Under proposed federal legislation, the Criminal Code will be amended to allow the provinces to set short-term interest rates for payday loan companies.

What is the industry's stand on regulating payday loan companies?

The Canadian Payday Loan Association has been calling for regulations for some time. It represents 22 companies with more than 850 retail outlets across the country. The association has set up a Code of Best Business Practices that its members must adhere to in order to remain a member of the association.

Among the code's provisions is a ban on "rollovers." That prevents a member company from extending an outstanding payday loan for a fee or from granting a new payday loan to pay off an existing one. Critics of the industry cite rollover loans as one way some companies keep people in debt at high rates for the long term.

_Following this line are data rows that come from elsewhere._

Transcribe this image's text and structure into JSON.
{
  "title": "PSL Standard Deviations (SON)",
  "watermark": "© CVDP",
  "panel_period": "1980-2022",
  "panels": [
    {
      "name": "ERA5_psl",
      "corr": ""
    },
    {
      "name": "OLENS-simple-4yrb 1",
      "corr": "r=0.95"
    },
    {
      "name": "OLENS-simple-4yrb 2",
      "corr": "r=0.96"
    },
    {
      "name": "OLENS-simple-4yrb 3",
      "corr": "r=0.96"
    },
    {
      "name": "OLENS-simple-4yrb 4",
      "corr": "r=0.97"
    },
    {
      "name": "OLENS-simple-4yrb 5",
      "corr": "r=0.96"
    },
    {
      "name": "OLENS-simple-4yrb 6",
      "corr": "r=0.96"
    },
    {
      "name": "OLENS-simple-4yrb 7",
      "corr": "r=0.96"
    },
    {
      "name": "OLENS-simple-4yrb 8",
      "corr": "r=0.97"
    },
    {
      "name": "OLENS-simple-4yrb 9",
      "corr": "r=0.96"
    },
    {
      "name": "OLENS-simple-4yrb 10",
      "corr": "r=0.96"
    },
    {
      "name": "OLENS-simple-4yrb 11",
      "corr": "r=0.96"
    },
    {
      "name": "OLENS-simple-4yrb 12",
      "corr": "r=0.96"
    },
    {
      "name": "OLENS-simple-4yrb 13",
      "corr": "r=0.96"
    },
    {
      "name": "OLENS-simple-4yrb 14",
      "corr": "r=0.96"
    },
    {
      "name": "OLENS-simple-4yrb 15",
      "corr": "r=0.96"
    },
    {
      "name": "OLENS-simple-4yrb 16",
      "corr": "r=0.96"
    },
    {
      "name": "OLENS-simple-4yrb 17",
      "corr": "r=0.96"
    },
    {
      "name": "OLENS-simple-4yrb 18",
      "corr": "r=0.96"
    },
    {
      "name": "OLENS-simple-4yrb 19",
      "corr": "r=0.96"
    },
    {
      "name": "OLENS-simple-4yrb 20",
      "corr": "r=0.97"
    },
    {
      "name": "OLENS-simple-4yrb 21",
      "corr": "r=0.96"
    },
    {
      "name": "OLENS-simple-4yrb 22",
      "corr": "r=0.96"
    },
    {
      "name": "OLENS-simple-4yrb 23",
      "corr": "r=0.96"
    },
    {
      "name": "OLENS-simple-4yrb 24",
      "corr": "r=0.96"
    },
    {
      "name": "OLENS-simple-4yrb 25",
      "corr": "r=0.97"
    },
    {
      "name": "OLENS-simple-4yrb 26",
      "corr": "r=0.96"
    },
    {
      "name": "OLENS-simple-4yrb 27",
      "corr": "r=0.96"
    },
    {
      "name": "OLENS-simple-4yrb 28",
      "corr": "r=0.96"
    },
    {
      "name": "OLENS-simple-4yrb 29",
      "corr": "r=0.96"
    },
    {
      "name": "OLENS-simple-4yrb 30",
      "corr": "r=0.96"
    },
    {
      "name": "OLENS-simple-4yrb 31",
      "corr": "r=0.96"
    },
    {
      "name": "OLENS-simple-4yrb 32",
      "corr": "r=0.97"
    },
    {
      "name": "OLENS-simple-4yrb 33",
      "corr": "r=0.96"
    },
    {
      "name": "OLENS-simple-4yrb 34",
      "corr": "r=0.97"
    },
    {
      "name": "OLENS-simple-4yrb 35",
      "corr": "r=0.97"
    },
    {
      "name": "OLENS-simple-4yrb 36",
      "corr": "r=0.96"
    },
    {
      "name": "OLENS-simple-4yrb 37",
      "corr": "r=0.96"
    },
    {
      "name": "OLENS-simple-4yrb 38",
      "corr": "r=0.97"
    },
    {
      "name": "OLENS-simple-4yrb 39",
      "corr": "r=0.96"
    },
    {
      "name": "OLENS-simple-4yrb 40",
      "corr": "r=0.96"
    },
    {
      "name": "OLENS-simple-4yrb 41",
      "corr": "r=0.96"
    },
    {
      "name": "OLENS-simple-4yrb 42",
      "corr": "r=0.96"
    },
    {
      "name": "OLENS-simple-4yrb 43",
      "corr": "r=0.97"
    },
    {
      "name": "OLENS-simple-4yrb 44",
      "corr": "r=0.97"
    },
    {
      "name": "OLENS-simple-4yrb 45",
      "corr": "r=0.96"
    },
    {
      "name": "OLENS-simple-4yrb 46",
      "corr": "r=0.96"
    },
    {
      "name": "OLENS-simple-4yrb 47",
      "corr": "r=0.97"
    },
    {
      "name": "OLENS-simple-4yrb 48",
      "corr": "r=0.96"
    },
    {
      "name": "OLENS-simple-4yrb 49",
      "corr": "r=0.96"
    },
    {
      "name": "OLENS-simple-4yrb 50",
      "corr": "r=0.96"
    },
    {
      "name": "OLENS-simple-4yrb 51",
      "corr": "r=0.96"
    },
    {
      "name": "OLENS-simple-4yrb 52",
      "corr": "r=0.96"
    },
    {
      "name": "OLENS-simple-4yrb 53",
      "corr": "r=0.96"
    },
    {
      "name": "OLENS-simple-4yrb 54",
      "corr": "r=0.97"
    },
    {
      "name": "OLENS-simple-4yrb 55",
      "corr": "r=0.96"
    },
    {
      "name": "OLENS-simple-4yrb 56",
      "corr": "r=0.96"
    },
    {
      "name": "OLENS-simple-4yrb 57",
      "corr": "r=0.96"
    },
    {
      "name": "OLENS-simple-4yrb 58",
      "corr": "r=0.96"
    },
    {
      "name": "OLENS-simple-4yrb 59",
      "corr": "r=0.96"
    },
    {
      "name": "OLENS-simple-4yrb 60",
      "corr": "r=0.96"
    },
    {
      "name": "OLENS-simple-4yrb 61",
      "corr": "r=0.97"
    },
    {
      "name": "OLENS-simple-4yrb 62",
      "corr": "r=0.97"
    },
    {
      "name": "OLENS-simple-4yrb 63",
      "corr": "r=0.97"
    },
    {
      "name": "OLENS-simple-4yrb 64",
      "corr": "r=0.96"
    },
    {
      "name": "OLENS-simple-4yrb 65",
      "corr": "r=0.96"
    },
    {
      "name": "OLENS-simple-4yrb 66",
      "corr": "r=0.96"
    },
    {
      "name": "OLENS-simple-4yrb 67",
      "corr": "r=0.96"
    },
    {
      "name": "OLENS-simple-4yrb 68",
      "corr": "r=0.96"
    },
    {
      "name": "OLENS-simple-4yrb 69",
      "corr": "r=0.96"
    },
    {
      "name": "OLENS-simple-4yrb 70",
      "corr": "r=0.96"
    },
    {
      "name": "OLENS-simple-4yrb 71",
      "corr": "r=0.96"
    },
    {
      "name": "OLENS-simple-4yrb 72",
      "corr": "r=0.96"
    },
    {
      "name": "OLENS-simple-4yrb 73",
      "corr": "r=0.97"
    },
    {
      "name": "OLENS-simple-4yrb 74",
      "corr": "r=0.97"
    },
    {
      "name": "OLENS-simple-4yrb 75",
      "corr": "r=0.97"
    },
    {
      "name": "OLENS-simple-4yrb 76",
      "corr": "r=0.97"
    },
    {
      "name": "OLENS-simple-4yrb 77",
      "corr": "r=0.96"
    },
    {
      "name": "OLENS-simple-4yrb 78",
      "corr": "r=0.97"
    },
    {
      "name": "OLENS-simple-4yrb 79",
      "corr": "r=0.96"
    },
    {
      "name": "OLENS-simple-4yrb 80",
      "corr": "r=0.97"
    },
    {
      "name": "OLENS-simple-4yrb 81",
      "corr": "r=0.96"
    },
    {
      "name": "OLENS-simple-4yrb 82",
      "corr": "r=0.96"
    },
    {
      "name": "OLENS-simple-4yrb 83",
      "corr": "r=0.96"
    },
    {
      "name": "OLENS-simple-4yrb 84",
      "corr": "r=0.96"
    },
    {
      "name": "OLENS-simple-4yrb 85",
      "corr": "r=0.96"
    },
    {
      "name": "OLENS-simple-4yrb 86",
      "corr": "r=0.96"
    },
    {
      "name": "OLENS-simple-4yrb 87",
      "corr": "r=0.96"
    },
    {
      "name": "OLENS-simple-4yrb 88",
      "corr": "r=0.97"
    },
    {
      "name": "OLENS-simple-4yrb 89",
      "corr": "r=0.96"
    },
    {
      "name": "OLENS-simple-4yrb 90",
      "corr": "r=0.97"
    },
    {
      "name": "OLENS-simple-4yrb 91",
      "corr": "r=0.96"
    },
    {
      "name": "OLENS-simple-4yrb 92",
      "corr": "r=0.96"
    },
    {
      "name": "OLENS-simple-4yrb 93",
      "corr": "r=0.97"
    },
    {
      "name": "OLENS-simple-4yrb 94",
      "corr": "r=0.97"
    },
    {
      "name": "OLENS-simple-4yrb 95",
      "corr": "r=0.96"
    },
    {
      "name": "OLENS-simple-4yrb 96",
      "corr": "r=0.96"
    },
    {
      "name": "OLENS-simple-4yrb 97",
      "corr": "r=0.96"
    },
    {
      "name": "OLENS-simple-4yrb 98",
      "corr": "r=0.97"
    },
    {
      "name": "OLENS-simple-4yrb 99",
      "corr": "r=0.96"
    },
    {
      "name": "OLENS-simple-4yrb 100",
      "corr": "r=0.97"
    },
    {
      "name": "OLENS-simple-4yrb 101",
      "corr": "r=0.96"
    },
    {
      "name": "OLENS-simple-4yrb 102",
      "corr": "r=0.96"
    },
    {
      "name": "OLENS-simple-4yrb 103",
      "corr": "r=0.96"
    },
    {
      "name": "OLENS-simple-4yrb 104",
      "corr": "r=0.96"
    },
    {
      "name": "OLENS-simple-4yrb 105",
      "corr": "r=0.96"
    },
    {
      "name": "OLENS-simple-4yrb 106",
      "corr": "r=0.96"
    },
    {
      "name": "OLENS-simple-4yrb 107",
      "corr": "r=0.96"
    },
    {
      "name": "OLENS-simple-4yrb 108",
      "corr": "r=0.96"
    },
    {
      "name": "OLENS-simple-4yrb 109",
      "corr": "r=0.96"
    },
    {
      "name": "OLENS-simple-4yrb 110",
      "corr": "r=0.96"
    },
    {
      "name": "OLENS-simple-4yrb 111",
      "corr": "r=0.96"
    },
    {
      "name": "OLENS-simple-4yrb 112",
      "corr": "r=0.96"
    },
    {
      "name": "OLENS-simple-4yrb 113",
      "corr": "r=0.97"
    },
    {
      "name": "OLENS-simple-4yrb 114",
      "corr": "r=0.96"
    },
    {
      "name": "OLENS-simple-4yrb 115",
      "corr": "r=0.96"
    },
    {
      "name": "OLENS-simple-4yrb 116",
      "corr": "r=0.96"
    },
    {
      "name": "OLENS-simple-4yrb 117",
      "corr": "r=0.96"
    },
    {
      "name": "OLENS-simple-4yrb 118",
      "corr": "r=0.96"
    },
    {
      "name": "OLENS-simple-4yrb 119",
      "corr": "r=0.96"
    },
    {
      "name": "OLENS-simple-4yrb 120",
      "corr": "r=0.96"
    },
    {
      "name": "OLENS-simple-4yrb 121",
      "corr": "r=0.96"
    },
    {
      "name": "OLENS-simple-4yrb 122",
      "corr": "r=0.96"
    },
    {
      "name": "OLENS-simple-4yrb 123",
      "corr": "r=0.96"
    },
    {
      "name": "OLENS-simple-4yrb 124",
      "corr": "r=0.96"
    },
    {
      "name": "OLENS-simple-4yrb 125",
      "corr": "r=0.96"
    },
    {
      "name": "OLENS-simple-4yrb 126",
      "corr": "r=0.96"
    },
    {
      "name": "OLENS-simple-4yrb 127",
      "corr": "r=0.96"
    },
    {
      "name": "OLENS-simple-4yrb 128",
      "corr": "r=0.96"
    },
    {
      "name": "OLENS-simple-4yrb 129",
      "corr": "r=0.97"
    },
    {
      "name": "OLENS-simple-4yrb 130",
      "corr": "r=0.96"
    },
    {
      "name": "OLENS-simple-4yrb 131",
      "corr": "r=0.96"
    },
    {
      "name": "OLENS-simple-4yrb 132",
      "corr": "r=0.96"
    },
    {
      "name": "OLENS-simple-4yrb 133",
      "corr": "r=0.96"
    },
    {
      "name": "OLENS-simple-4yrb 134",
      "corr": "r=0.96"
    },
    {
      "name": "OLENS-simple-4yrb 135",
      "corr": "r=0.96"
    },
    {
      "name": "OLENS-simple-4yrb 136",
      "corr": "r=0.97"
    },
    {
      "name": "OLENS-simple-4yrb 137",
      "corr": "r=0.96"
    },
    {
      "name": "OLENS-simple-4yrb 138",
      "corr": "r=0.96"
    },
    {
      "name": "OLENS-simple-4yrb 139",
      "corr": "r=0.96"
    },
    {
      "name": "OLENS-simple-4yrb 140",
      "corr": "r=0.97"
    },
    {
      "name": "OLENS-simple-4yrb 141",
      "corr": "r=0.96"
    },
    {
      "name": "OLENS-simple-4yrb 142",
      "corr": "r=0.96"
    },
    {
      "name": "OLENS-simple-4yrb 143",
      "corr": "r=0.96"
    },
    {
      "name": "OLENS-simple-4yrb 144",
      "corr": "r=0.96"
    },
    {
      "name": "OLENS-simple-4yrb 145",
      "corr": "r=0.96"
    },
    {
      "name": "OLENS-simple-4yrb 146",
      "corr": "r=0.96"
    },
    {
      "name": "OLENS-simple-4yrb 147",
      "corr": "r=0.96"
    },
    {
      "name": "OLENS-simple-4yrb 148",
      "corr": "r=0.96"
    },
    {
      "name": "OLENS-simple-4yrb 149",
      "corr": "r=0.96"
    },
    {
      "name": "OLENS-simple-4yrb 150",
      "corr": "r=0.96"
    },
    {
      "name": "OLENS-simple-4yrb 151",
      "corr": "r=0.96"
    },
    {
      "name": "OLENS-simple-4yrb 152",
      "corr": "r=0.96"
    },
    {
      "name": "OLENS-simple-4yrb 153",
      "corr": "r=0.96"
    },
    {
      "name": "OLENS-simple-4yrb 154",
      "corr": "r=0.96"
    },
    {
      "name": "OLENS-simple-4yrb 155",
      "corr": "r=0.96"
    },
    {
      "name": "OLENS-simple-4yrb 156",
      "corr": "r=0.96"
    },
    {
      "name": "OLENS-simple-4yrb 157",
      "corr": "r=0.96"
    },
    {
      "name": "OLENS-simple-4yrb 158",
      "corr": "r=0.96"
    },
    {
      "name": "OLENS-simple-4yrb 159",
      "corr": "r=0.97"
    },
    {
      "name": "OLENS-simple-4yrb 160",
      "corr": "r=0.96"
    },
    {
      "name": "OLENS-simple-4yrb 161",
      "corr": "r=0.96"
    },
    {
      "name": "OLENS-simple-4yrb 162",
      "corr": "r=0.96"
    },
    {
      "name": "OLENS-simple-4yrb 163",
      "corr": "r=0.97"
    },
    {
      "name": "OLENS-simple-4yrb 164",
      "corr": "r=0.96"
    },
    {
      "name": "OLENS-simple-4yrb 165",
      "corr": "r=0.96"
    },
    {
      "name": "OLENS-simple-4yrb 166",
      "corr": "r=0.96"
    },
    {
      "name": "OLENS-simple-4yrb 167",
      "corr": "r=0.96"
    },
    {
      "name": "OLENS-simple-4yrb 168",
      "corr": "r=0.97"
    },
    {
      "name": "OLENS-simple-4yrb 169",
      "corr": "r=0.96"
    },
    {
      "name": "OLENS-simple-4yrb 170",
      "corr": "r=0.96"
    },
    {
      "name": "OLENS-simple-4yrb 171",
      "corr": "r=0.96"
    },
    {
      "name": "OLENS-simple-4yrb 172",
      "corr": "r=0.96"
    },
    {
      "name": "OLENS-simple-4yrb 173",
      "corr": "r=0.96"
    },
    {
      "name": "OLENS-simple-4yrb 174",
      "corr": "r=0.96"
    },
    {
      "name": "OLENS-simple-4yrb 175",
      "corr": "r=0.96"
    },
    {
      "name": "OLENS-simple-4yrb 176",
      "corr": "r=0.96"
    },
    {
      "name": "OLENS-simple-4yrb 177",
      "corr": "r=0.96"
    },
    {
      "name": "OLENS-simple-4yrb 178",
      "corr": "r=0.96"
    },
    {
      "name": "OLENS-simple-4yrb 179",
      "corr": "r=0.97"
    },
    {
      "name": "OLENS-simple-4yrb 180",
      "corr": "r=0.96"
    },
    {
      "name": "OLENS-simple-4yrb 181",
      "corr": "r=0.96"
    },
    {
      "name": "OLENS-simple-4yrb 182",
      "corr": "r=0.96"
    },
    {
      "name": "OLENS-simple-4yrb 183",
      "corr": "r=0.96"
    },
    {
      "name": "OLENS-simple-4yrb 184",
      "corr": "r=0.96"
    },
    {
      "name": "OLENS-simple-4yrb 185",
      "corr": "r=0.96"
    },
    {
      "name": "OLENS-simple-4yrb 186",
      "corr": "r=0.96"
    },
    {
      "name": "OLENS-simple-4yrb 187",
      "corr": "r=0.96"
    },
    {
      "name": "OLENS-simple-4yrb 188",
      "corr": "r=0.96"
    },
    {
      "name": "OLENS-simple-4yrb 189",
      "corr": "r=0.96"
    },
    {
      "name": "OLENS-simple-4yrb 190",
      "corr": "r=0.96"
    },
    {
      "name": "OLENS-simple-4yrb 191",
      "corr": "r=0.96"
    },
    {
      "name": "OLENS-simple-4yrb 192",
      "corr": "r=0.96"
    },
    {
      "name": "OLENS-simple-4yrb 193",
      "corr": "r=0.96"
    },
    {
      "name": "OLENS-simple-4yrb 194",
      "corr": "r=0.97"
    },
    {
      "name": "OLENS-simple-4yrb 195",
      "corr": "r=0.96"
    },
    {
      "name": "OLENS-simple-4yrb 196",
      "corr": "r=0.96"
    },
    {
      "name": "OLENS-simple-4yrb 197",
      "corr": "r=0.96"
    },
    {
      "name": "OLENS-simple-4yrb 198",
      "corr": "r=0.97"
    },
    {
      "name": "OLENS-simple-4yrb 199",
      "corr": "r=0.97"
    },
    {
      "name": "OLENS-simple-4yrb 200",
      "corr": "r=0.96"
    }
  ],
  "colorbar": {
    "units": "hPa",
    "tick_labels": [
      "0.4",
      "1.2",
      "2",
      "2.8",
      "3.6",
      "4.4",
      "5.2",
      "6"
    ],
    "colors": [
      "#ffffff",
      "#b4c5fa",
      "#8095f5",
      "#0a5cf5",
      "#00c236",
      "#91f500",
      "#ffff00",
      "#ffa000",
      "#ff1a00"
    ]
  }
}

The code also requires member companies to advise customers who have defaulted on their loans twice within a year that credit counselling services are available. The companies must also offer to forgo the accrual of interest if the customer seeks credit counselling.

The industry says most people who use payday loan companies are happy with the service and that they understand the charges they are paying. A survey conducted for the association by Environics Research found that, overall, only 11 per cent of Canadians have a favourable opinion of payday loan companies. But 59 per cent of people who used the companies have a favourable opinion.

Why legislate if there is a code of behaviour?

The code is voluntary - and there are many payday loan outlets that are not members of the Canadian Payday Loan Association.